Where (LM) represents the lower marker, and (UM) represents the upper marker used for calibration.

Sequencing and Base-calling

The estimated number of pores available for sequencing using R9.4.1 flow cell prior to running the sequencing run was 1627 pores. While the estimated number of pores in the flow cell after the sequencing run was 827. Running the DNA by using MinKNOW version 19.12.5 software for 13 hours resulted in 4.12 million reads and an estimated base-pairs of 5.91Gbp.

Results from estimating the genome size using Jellyfish software by using the default parameters and a k-mer length of 21 shows a genome size that falls within a range of 1.6 Gbp and 1.9 Gbp. Due to the lack of accuracy of Jellyfish software when using noisy long reads, and due to the lack of a next-generation sequencing reads, a comparison of the genome size of many freshwater mussels on GenBank has been made. The comparison indicates that the genome size of freshwater mussels falls within the range of 1.5 Gbp and 2 Gbp.

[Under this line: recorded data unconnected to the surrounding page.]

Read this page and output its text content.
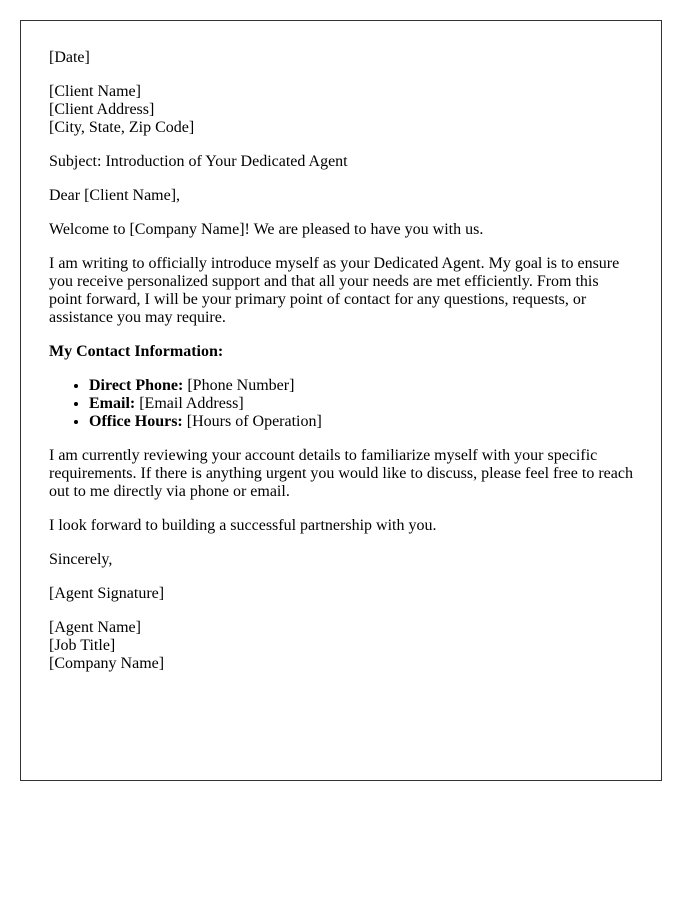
[Date]

[Client Name]
[Client Address]
[City, State, Zip Code]

Subject: Introduction of Your Dedicated Agent

Dear [Client Name],

Welcome to [Company Name]! We are pleased to have you with us.

I am writing to officially introduce myself as your Dedicated Agent. My goal is to ensure you receive personalized support and that all your needs are met efficiently. From this point forward, I will be your primary point of contact for any questions, requests, or assistance you may require.

My Contact Information:

• Direct Phone: [Phone Number]
• Email: [Email Address]
• Office Hours: [Hours of Operation]

I am currently reviewing your account details to familiarize myself with your specific requirements. If there is anything urgent you would like to discuss, please feel free to reach out to me directly via phone or email.

I look forward to building a successful partnership with you.

Sincerely,

[Agent Signature]

[Agent Name]
[Job Title]
[Company Name]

Base-calling the data using Guppy software (Wick et al., 2020) using the GPU accurate version of the software indicated that 4.12 million reads had been base-called with an estimated 5.6 Gbp bases and a median read quality of 10.81. The number of reads that passed the quality score test of seven is 3.6 million, and the estimated number of bases was 5.1Gbp with a median read quality of 11.06.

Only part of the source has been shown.